共同通信、読売新聞(3名)、KADOKAWA、講談社、NHK(4名)、日経新聞、ADK、博報堂、地方紙、地方テレビ局他
電通やキー局への就職者が見られず、他学部と比較して、マスコミへの就職が特段強いというわけでは無さそうである。
②総合商社への就職状況について
一橋大学社会科学部から総合商社への就職者数は、例年十数人程度であり、経済学部や商学部と比較すると、若干低くなっている。
2019/3卒業生の場合、三菱商事(3名)、三井物産、住友商事等、他学部同様に総合商社に就職しているので、総合商社への就職力が弱いということは無さそうである。
③外銀、外コンその他
一橋大学社会科学部の2019/3卒業生に関して、外銀への就職者は見当たらない。
コンサルについては、PwCコンサルティング、アビームコンサルティング、ベイカレントコンサルティングといった総合系ファームへの実績はあるが、いわゆるMBBは見当たらない。
この点、経済学部や商学部と比較すると、就職力が若干弱いとされる原因かも知れない。
4. 一橋大学社会科学部の就職における課題について
やはり、トップ就活生における最難関企業である、外銀・外コンへの就職者がいないというのが寂しいところであろう。
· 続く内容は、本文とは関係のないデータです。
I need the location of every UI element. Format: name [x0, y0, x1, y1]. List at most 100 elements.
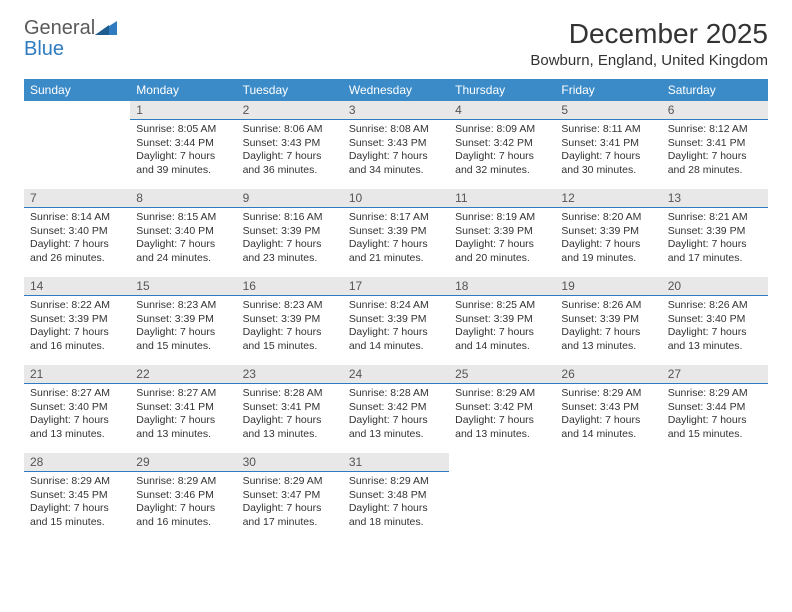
day-details: Sunrise: 8:12 AMSunset: 3:41 PMDaylight:…: [668, 123, 762, 178]
daylight-text-2: and 14 minutes.: [455, 340, 549, 354]
calendar-row: 28Sunrise: 8:29 AMSunset: 3:45 PMDayligh…: [24, 453, 768, 541]
day-details: Sunrise: 8:26 AMSunset: 3:40 PMDaylight:…: [668, 299, 762, 354]
sunset-text: Sunset: 3:39 PM: [243, 225, 337, 239]
daylight-text-1: Daylight: 7 hours: [668, 326, 762, 340]
day-details: Sunrise: 8:22 AMSunset: 3:39 PMDaylight:…: [30, 299, 124, 354]
daylight-text-2: and 16 minutes.: [30, 340, 124, 354]
daylight-text-2: and 30 minutes.: [561, 164, 655, 178]
calendar-header-row: SundayMondayTuesdayWednesdayThursdayFrid…: [24, 79, 768, 101]
daylight-text-2: and 13 minutes.: [668, 340, 762, 354]
daylight-text-2: and 17 minutes.: [668, 252, 762, 266]
calendar-row: 1Sunrise: 8:05 AMSunset: 3:44 PMDaylight…: [24, 101, 768, 189]
sunset-text: Sunset: 3:41 PM: [561, 137, 655, 151]
day-header: Tuesday: [237, 79, 343, 101]
day-number: 20: [662, 277, 768, 296]
daylight-text-2: and 20 minutes.: [455, 252, 549, 266]
calendar-row: 21 Sunrise: 8:27 AMSunset: 3:40 PMDayligh…: [24, 365, 768, 453]
day-number: 15: [130, 277, 236, 296]
day-details: Sunrise: 8:17 AMSunset: 3:39 PMDaylight:…: [349, 211, 443, 266]
calendar-cell: 13Sunrise: 8:21 AMSunset: 3:39 PMDayligh…: [662, 189, 768, 277]
sunrise-text: Sunrise: 8:16 AM: [243, 211, 337, 225]
sunset-text: Sunset: 3:39 PM: [349, 313, 443, 327]
day-number: 22: [130, 365, 236, 384]
day-header: Thursday: [449, 79, 555, 101]
sunset-text: Sunset: 3:44 PM: [668, 401, 762, 415]
calendar-cell: 23Sunrise: 8:28 AMSunset: 3:41 PMDayligh…: [237, 365, 343, 453]
sunset-text: Sunset: 3:39 PM: [561, 225, 655, 239]
day-details: Sunrise: 8:24 AMSunset: 3:39 PMDaylight:…: [349, 299, 443, 354]
daylight-text-2: and 13 minutes.: [455, 428, 549, 442]
sunset-text: Sunset: 3:39 PM: [349, 225, 443, 239]
sunrise-text: Sunrise: 8:29 AM: [668, 387, 762, 401]
calendar-cell: 1Sunrise: 8:05 AMSunset: 3:44 PMDaylight…: [130, 101, 236, 189]
day-details: Sunrise: 8:20 AMSunset: 3:39 PMDaylight:…: [561, 211, 655, 266]
day-header: Wednesday: [343, 79, 449, 101]
daylight-text-1: Daylight: 7 hours: [243, 414, 337, 428]
sunset-text: Sunset: 3:45 PM: [30, 489, 124, 503]
sunrise-text: Sunrise: 8:29 AM: [561, 387, 655, 401]
daylight-text-2: and 15 minutes.: [30, 516, 124, 530]
daylight-text-1: Daylight: 7 hours: [136, 414, 230, 428]
sunrise-text: Sunrise: 8:21 AM: [668, 211, 762, 225]
daylight-text-1: Daylight: 7 hours: [455, 326, 549, 340]
sunset-text: Sunset: 3:42 PM: [455, 137, 549, 151]
sunset-text: Sunset: 3:44 PM: [136, 137, 230, 151]
sunrise-text: Sunrise: 8:24 AM: [349, 299, 443, 313]
daylight-text-1: Daylight: 7 hours: [668, 150, 762, 164]
daylight-text-1: Daylight: 7 hours: [30, 502, 124, 516]
daylight-text-1: Daylight: 7 hours: [349, 414, 443, 428]
sunrise-text: Sunrise: 8:25 AM: [455, 299, 549, 313]
daylight-text-2: and 32 minutes.: [455, 164, 549, 178]
calendar-row: 7Sunrise: 8:14 AMSunset: 3:40 PMDaylight…: [24, 189, 768, 277]
calendar-cell: 15Sunrise: 8:23 AMSunset: 3:39 PMDayligh…: [130, 277, 236, 365]
day-number: 12: [555, 189, 661, 208]
sunrise-text: Sunrise: 8:05 AM: [136, 123, 230, 137]
daylight-text-2: and 15 minutes.: [243, 340, 337, 354]
day-number: 30: [237, 453, 343, 472]
day-details: Sunrise: 8:29 AMSunset: 3:45 PMDaylight:…: [30, 475, 124, 530]
day-number: 21: [24, 365, 130, 384]
day-number: 8: [130, 189, 236, 208]
daylight-text-1: Daylight: 7 hours: [561, 238, 655, 252]
day-number: 13: [662, 189, 768, 208]
sunrise-text: Sunrise: 8:22 AM: [30, 299, 124, 313]
sunrise-text: Sunrise: 8:20 AM: [561, 211, 655, 225]
logo-text: General Blue: [24, 18, 117, 59]
daylight-text-2: and 18 minutes.: [349, 516, 443, 530]
logo: General Blue: [24, 18, 117, 59]
daylight-text-1: Daylight: 7 hours: [243, 150, 337, 164]
day-number: 11: [449, 189, 555, 208]
daylight-text-2: and 19 minutes.: [561, 252, 655, 266]
day-details: Sunrise: 8:09 AMSunset: 3:42 PMDaylight:…: [455, 123, 549, 178]
daylight-text-2: and 17 minutes.: [243, 516, 337, 530]
day-number: 10: [343, 189, 449, 208]
daylight-text-1: Daylight: 7 hours: [455, 414, 549, 428]
day-details: Sunrise: 8:27 AMSunset: 3:40 PMDaylight:…: [30, 387, 124, 442]
day-number: 19: [555, 277, 661, 296]
calendar-cell: 2Sunrise: 8:06 AMSunset: 3:43 PMDaylight…: [237, 101, 343, 189]
day-details: Sunrise: 8:29 AMSunset: 3:43 PMDaylight:…: [561, 387, 655, 442]
daylight-text-2: and 34 minutes.: [349, 164, 443, 178]
calendar-cell: 21 Sunrise: 8:27 AMSunset: 3:40 PMDayligh…: [24, 365, 130, 453]
daylight-text-1: Daylight: 7 hours: [349, 326, 443, 340]
daylight-text-1: Daylight: 7 hours: [668, 414, 762, 428]
day-details: Sunrise: 8:16 AMSunset: 3:39 PMDaylight:…: [243, 211, 337, 266]
sunrise-text: Sunrise: 8:27 AM: [136, 387, 230, 401]
day-details: Sunrise: 8:25 AMSunset: 3:39 PMDaylight:…: [455, 299, 549, 354]
calendar-table: SundayMondayTuesdayWednesdayThursdayFrid…: [24, 79, 768, 541]
day-number: 24: [343, 365, 449, 384]
daylight-text-2: and 15 minutes.: [668, 428, 762, 442]
title-block: December 2025 Bowburn, England, United K…: [530, 18, 768, 69]
calendar-cell: 4Sunrise: 8:09 AMSunset: 3:42 PMDaylight…: [449, 101, 555, 189]
sunrise-text: Sunrise: 8:06 AM: [243, 123, 337, 137]
daylight-text-1: Daylight: 7 hours: [136, 502, 230, 516]
sunrise-text: Sunrise: 8:29 AM: [243, 475, 337, 489]
day-details: Sunrise: 8:29 AMSunset: 3:42 PMDaylight:…: [455, 387, 549, 442]
daylight-text-1: Daylight: 7 hours: [136, 150, 230, 164]
sunset-text: Sunset: 3:40 PM: [136, 225, 230, 239]
sunrise-text: Sunrise: 8:29 AM: [455, 387, 549, 401]
daylight-text-1: Daylight: 7 hours: [30, 326, 124, 340]
day-details: Sunrise: 8:27 AMSunset: 3:41 PMDaylight:…: [136, 387, 230, 442]
sunset-text: Sunset: 3:39 PM: [455, 225, 549, 239]
daylight-text-1: Daylight: 7 hours: [243, 502, 337, 516]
もちろん、これは学生の価値観によるので、そちらに挑戦するように誘導することはできないし、金融を志望するのであれば、最初から経済学部や商学部を選択していたということもできる。
とは言え、この点は何とかしたいところである。
また、社会科学部の特徴として、マスコミ志望者が多く、実際マスコミに就職する者の割合が他学部よりも高いという傾向はあるようだ。
しかし、そうであれば、電通・博報堂、キー局への就職者数をもっと増やしてもいいだろう。金融やコンサルが少ないというのは学部の特色上仕方が無いかも知れないが、マスコミが多いのが特色であれば、そこをもう少し強化したいところだ。
以上より、一橋大学社会科学部の就職力が他学部と比べて特に弱いということは無いと思われるが、比較すると、若干ではあるが、経済学部や商学部の方が良いのではないだろうか。